The Sweetwater Tavern literally was a short stumble across the street to the lobby door of the Millender Center apartment building where she lived. That helped, too.

“So, what’s this retirement stuff all about?” Tracey asked.

“It’s about putting down the sword and enjoying my life,” Amber said. “One way or another, I’ve been kicking in doors my entire adult life, first in the Army, then ATF, then FBI. Our task force has been a nice change from FBI office work, but even this is getting old.” She gently rubbed the glass on her bottom lip, a pre-drink tic. “Like me.”

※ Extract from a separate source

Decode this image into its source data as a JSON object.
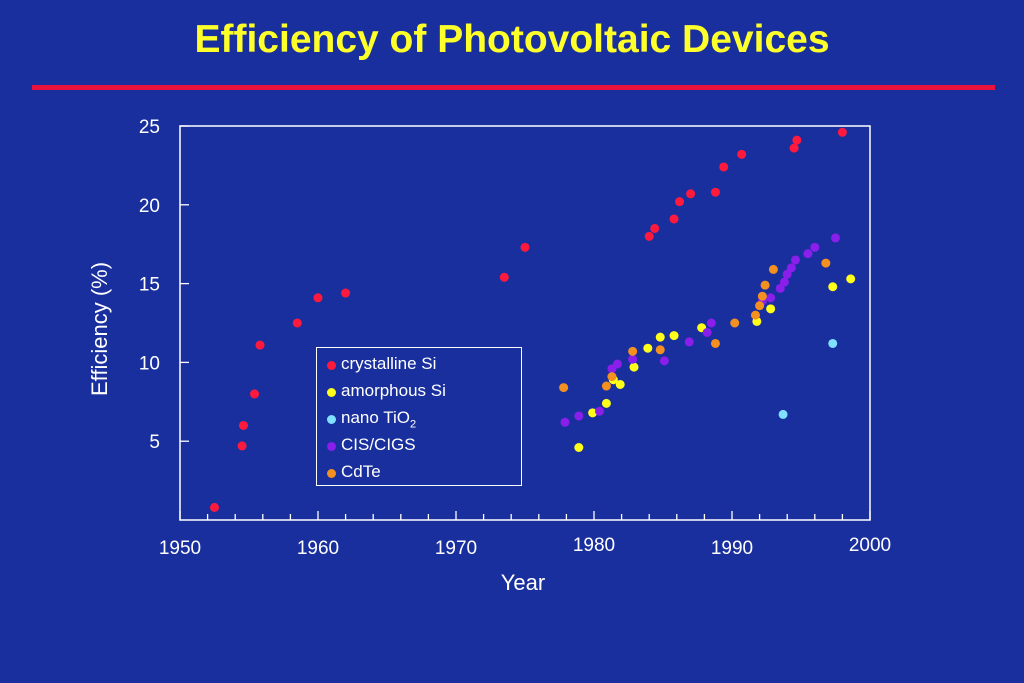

She took a sip of the beer. “And if I have to go much longer working for Benoit, I swear I’m gonna get up on a water tower with a high-powered rifle.”

“Yeah, I get it,” Tracey said. She doodled figure-eights in the rings of condensed water that formed around her beer bottle. “I hate to see you go, though. I like working with you, and who knows what jerk I may get next? I just got you trained up.”

Amber smiled. “Honey, we are friends for life, and I’m a Michigan girl. I’m staying around here. My boy works out of the Traverse City state police post now, up north. I like that place, but it’s just too damn far from everything. Plus, I gave the Bureau a ninety-day notice of intent, so it isn’t like I’m going anywhere right away. We gotta see where this Well-Dressed Guy thing goes.”

“Your buddy Benoit has that now, though, right?”

“Okay, number one? I know you’re joking, but fercrissakes please stop calling him ‘my buddy.’ Second, I’m still the case agent on paper, and you have your case open for now, or until your boss gets a call from my boss. So let’s see what we shall see. Separately, I know Benoit has been pushing for a full operation between the FBI and DHS, concentrating on Dearborn. Lotsa suspected terrorist cells there, and now the damned right-wing militias are talking about ‘taking action’ there. We’ve been watching them for years. Do you know Dearborn has the largest concentration of Arabs outside the Middle East?”

“I do. And I know a guy who knows a guy who works for Dearborn PD,” Tracey said. “If we’re going to get any traction, we’re going to start getting it sooner over there. Lemme give my guy a ping and see if he can get us an introduction tomorrow.”

“Good idea,” Amber said. “The Bureau has assets there too, but I’m probably not going to be able to tap them. I don’t swing a big enough bat—and pending retirement hasn’t strengthened my standing with the team any.”

Tracey reached for her iPhone and got into the Favorites menu. “It’s okay, fam. We got this.”

She touched the listing for GRIM REAPR and raised the phone to her ear.